When Rep. Gary Miller, R-Calif., introduced a measure in January 2011 opposing new restrictions on the mortgage interest deduction, it drew 199 co-sponsors. An identical measure put forward by Miller in January 2013 has just 20 co-sponsors to date, Bloomberg News reports.

“What that says to me is lots of members of Congress are taking a second look at this,” Sheila Crowley, president and CEO of the National Low Income Housing Coalition, tells Bloomberg’s Marc Heller.

Critics have said that the way the deduction is structured now, it mostly benefits the wealthy — the bigger your mortgage, and the higher your tax bracket, the more you save. Families who don’t file itemized tax returns don’t benefit at all.
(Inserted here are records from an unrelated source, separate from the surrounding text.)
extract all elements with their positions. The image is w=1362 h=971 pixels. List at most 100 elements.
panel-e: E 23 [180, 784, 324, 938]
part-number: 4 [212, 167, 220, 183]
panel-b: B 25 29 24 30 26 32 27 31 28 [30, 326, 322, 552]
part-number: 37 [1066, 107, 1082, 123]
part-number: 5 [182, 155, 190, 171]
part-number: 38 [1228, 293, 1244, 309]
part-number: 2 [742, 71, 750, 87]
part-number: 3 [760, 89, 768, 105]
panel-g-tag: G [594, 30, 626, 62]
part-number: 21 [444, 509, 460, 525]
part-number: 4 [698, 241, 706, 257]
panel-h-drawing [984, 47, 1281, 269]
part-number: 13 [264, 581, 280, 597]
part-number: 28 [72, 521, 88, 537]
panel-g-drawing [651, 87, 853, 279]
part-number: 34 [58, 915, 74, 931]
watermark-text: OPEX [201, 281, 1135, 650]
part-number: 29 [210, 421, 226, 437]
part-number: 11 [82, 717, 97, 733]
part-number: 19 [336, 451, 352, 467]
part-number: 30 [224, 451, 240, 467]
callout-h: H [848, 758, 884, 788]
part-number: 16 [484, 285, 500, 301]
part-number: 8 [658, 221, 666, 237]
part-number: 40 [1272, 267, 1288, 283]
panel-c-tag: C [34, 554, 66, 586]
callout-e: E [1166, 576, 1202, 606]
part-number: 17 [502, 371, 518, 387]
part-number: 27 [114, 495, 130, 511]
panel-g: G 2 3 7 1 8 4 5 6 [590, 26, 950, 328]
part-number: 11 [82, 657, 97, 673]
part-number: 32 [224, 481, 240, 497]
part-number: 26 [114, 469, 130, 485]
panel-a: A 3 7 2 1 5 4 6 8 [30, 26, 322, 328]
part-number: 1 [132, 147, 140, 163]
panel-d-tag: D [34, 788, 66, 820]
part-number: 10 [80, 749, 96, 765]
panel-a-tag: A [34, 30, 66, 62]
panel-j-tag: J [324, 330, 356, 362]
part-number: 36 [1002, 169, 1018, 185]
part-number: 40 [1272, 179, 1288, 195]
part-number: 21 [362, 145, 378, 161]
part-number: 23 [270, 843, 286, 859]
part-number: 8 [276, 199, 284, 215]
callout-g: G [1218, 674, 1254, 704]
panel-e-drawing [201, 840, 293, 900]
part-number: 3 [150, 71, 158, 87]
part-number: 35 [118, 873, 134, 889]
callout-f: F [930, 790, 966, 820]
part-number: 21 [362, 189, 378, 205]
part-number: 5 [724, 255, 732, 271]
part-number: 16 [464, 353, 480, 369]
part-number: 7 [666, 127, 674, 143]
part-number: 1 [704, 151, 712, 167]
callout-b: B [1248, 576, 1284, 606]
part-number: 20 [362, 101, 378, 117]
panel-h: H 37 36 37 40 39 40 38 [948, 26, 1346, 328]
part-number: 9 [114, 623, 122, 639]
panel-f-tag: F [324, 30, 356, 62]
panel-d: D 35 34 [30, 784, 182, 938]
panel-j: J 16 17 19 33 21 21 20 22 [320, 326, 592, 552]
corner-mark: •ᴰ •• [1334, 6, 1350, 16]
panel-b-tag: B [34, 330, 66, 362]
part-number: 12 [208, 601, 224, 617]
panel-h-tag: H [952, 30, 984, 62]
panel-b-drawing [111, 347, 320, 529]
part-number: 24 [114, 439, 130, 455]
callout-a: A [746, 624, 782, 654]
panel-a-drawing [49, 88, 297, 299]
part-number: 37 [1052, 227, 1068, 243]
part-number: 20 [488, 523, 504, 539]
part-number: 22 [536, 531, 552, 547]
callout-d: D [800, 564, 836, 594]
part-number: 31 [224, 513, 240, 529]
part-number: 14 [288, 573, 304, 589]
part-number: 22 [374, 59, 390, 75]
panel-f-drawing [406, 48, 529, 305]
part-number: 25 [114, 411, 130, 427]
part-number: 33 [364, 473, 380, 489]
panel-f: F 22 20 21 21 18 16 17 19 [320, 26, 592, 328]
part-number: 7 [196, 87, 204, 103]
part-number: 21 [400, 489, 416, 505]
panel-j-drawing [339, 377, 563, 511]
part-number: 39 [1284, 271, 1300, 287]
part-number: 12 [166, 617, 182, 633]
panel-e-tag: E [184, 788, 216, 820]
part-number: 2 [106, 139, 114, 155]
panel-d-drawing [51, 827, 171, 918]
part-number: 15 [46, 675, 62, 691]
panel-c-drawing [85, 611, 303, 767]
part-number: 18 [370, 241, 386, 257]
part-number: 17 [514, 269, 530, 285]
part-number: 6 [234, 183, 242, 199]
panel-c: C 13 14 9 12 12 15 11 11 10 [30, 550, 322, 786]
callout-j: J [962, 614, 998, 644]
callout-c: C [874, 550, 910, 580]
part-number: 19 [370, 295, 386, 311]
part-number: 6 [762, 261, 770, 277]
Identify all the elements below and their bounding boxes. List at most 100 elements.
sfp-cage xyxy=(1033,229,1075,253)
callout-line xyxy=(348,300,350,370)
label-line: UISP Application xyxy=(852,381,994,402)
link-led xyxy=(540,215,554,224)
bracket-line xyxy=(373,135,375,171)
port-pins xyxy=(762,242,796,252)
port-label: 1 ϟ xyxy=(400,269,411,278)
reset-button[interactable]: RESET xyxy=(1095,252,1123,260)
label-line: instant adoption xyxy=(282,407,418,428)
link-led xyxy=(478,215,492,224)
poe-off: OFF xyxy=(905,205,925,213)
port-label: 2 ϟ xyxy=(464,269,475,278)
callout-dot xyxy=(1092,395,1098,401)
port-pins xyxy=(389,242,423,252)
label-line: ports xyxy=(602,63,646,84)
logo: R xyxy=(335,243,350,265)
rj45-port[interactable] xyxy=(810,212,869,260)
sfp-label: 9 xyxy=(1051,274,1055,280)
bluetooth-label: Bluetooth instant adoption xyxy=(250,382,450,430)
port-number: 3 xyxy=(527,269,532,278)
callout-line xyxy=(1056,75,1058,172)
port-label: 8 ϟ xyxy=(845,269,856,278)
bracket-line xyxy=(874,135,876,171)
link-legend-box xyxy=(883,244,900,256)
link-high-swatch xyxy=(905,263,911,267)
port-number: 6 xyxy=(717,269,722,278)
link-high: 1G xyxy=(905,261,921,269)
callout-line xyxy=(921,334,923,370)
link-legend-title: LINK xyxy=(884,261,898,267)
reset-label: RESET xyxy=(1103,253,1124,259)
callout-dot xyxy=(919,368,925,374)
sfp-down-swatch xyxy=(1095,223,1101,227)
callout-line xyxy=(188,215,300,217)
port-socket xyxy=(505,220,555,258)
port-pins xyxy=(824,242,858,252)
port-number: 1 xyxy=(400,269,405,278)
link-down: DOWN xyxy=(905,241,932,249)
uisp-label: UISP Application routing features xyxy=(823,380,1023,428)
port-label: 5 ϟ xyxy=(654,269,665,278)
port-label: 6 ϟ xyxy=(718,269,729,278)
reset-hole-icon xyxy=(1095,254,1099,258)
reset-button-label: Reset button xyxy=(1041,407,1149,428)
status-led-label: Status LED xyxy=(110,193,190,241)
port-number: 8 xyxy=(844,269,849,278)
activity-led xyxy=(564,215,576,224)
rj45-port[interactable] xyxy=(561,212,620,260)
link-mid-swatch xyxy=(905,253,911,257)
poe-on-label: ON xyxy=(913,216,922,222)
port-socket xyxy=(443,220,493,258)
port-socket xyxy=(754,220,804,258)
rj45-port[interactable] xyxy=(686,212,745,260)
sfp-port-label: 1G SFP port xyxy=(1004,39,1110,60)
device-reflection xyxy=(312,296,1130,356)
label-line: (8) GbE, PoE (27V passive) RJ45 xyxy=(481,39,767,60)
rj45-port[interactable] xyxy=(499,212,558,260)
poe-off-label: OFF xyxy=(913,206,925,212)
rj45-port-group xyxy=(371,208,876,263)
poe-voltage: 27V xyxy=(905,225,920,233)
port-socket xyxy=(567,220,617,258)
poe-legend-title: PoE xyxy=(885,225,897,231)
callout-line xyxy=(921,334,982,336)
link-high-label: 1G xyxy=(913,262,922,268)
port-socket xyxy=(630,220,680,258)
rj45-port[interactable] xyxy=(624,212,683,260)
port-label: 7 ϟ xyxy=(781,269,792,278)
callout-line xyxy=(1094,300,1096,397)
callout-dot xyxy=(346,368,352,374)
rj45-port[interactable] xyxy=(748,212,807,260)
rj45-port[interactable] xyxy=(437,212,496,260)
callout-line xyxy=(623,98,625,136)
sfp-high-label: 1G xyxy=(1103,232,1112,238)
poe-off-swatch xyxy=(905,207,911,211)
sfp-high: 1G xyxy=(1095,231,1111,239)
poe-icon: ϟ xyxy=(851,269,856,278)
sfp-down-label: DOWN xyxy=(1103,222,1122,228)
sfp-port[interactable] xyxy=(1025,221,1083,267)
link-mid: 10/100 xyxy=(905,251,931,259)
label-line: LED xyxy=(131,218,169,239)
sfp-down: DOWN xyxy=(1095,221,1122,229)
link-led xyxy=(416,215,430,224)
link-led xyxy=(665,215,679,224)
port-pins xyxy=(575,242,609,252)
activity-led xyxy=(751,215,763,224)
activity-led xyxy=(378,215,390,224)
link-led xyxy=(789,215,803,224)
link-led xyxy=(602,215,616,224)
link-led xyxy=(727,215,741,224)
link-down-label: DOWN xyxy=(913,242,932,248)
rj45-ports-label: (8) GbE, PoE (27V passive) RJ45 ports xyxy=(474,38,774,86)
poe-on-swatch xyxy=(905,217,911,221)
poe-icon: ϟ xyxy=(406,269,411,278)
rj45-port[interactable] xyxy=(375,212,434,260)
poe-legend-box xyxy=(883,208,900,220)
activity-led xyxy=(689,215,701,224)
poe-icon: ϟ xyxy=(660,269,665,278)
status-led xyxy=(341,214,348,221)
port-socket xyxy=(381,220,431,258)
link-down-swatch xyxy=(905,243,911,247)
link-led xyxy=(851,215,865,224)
A Congressional Research Service report is the latest illustration of how the tax break — which is expected to cost the government $379 billion from 2013 to 2017 — is distributed unevenly, benefiting residents of states like California, Colorado, Connecticut, Hawaii, Massachusetts and New Jersey more than those in places where home values and incomes are lower (Iowa, Arkansas, Kentucky, West Virginia and Mississippi).

The National Low Income Housing Coalition advocates converting the deduction into a credit so people who don’t file itemized returns could claim it. Source: bloomberg.com.